Мои собственные намерения скромны: очарованный гениальным творчеством Шаляпина, натолкнутый им на массу мыслей и чувств, я хочу поделиться с читателем своими впечатлениями в далеко не полной и не удовлетворенной форме газетного фельетона. Разве можно наперстком вычерпать океан, или удою вытащить на берег Левиафана, или в коротенькой, наскоро набросанной статейке воссоздать многоцветный и многогранный образ Ф. Шаляпина?..»
Поздняя ночь, все тихо кругом, замерли последние звуки за окном дома М. Ф. Гвоздевой на Средней Пресне, где поселились Андреевы, все давно сладко спали, а Леонид Николаевич заканчивал свой очередной очерк — о Федоре Шаляпине.

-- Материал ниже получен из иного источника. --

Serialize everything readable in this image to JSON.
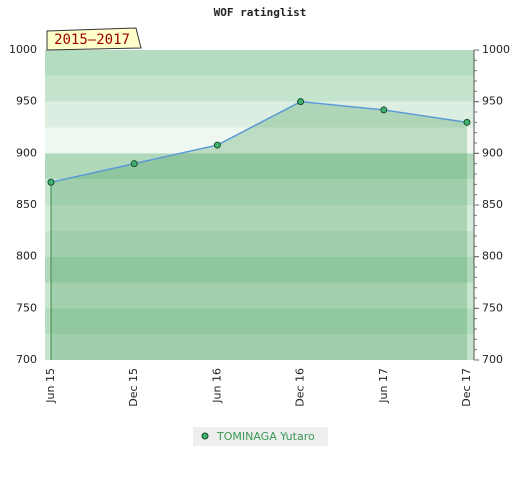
{
  "chart_data": {
    "type": "line",
    "title": "WOF ratinglist",
    "annotation": "2015–2017",
    "categories": [
      "Jun 15",
      "Dec 15",
      "Jun 16",
      "Dec 16",
      "Jun 17",
      "Dec 17"
    ],
    "series": [
      {
        "name": "TOMINAGA Yutaro",
        "color": "#5b9bd5",
        "marker_color": "#3cb371",
        "values": [
          872,
          890,
          908,
          950,
          942,
          930
        ]
      }
    ],
    "ylim": [
      700,
      1000
    ],
    "yticks": [
      700,
      750,
      800,
      850,
      900,
      950,
      1000
    ],
    "grid": true
  }
}
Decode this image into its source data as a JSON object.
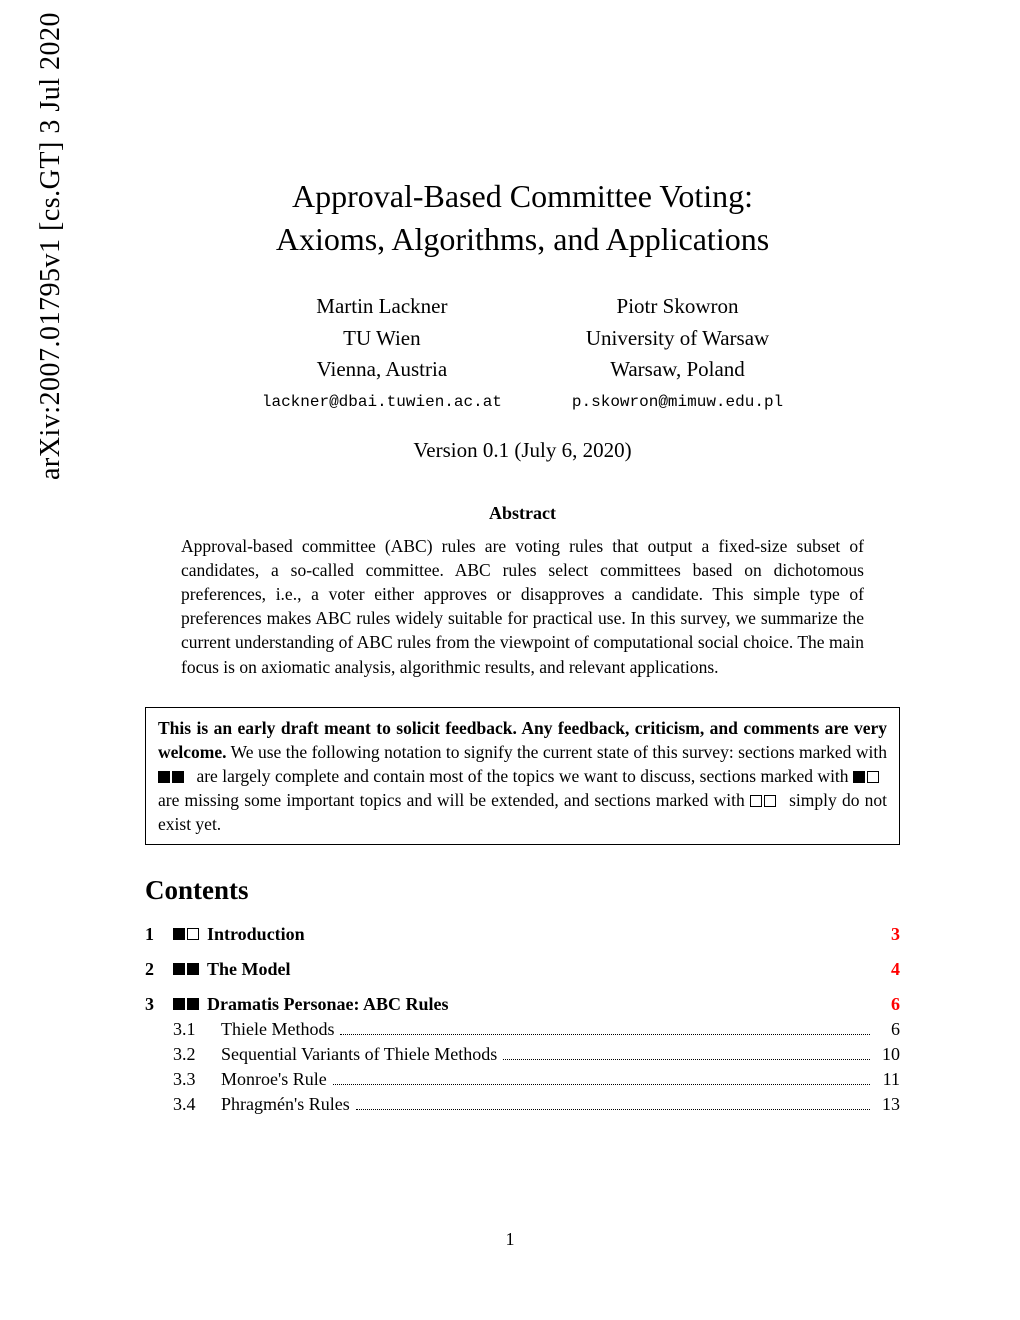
{
  "arxiv_stamp": "arXiv:2007.01795v1  [cs.GT]  3 Jul 2020",
  "title_line1": "Approval-Based Committee Voting:",
  "title_line2": "Axioms, Algorithms, and Applications",
  "authors": [
    {
      "name": "Martin Lackner",
      "affil": "TU Wien",
      "city": "Vienna, Austria",
      "email": "lackner@dbai.tuwien.ac.at"
    },
    {
      "name": "Piotr Skowron",
      "affil": "University of Warsaw",
      "city": "Warsaw, Poland",
      "email": "p.skowron@mimuw.edu.pl"
    }
  ],
  "version": "Version 0.1 (July 6, 2020)",
  "abstract_label": "Abstract",
  "abstract": "Approval-based committee (ABC) rules are voting rules that output a fixed-size subset of candidates, a so-called committee. ABC rules select committees based on dichotomous preferences, i.e., a voter either approves or disapproves a candidate. This simple type of preferences makes ABC rules widely suitable for practical use. In this survey, we summarize the current understanding of ABC rules from the viewpoint of computational social choice. The main focus is on axiomatic analysis, algorithmic results, and relevant applications.",
  "notice_bold": "This is an early draft meant to solicit feedback. Any feedback, criticism, and comments are very welcome.",
  "notice_t1": " We use the following notation to signify the current state of this survey: sections marked with ",
  "notice_t2": " are largely complete and contain most of the topics we want to discuss, sections marked with ",
  "notice_t3": " are missing some important topics and will be extended, and sections marked with ",
  "notice_t4": " simply do not exist yet.",
  "contents_label": "Contents",
  "toc": {
    "sections": [
      {
        "num": "1",
        "squares": "fe",
        "label": "Introduction",
        "page": "3",
        "page_red": true
      },
      {
        "num": "2",
        "squares": "ff",
        "label": "The Model",
        "page": "4",
        "page_red": true
      },
      {
        "num": "3",
        "squares": "ff",
        "label": "Dramatis Personae: ABC Rules",
        "page": "6",
        "page_red": true,
        "subs": [
          {
            "num": "3.1",
            "label": "Thiele Methods",
            "page": "6"
          },
          {
            "num": "3.2",
            "label": "Sequential Variants of Thiele Methods",
            "page": "10"
          },
          {
            "num": "3.3",
            "label": "Monroe's Rule",
            "page": "11"
          },
          {
            "num": "3.4",
            "label": "Phragmén's Rules",
            "page": "13"
          }
        ]
      }
    ]
  },
  "page_number": "1",
  "colors": {
    "link_red": "#ff0000",
    "text": "#000000",
    "bg": "#ffffff"
  }
}
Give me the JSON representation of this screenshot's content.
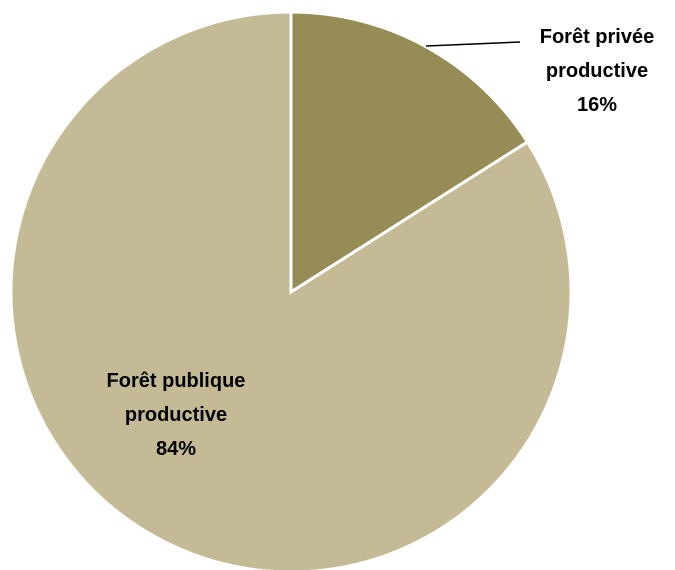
{
  "chart_data": {
    "type": "pie",
    "categories": [
      "Forêt privée productive",
      "Forêt publique productive"
    ],
    "values": [
      16,
      84
    ],
    "value_labels": [
      "16%",
      "84%"
    ],
    "colors": [
      "#968c55",
      "#c4bb96"
    ]
  }
}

В эти же дни еще один близкий Шаляпину человек много размышлял о его удивительной судьбе. Леонид Собинов порой и осуждал некоторые экстравагантные поступки Федора Шаляпина, его несдержанность, вспыльчивость, бешеный темперамент. В порыве недовольства он мог сказать все, что думает. Надо сдерживаться… Не капризничать, как маленький мальчик. Конечно, обстановка в театре жуткая, он, Леонид Собинов, сам испытал, на какие уловки порой идут завистники, лишь бы испортить настроение и сорвать успех артиста-соперника. Даже против Шаляпина порой строят козни. А ведь это наша слава и гордость, мировая величина. Правда, Корсов говорил, что французская знаменитость бас Дельмас и по голосу и по игре выше Шаляпина, но Собинов слушал его в Руайане, видел его в «Фаусте» и в опере Массне «Таис».
«Слов нет, — размышлял Собинов, — у Дельмаса голос великолепный, красивый, изредка напоминающий шаляпинский, но до шаляпинского тембра ему очень далеко. Затем артист он хотя и горячий, но самый «ложно классический», если можно так выразиться! Масса движений, жестов с претензией на пластику. Все это считается в Париже квинтэссенцией актерского искусства, и, говорят, Дельмас «велик в пластике». Это, конечно, целое художественное недоразумение, тем более для нас очевидное, что в Мефистофеле все время перед глазами был Федор Шаляпин. Самый образ — пошло традиционный, образ салонного черта-шалопая… А «Таис» просто создана для Шаляпина. Конечно, и Дельмас в ней очень хорош, но все время хотелось, чтобы это пел Шаляпин. Но самое удивительное, что у нас в России единственный в своем роде артист получает, в сущности, гроши и его еще вдобавок ругают кой-где, публикуют на него карикатуры, а Дельмас, многими чинами ниже, считается как единственный в Европе бас и получает девяносто тысяч франков как артист «Гранд-опера» в год. А Шаляпину удастся ли получить сорок тысяч в год, еще неизвестно…»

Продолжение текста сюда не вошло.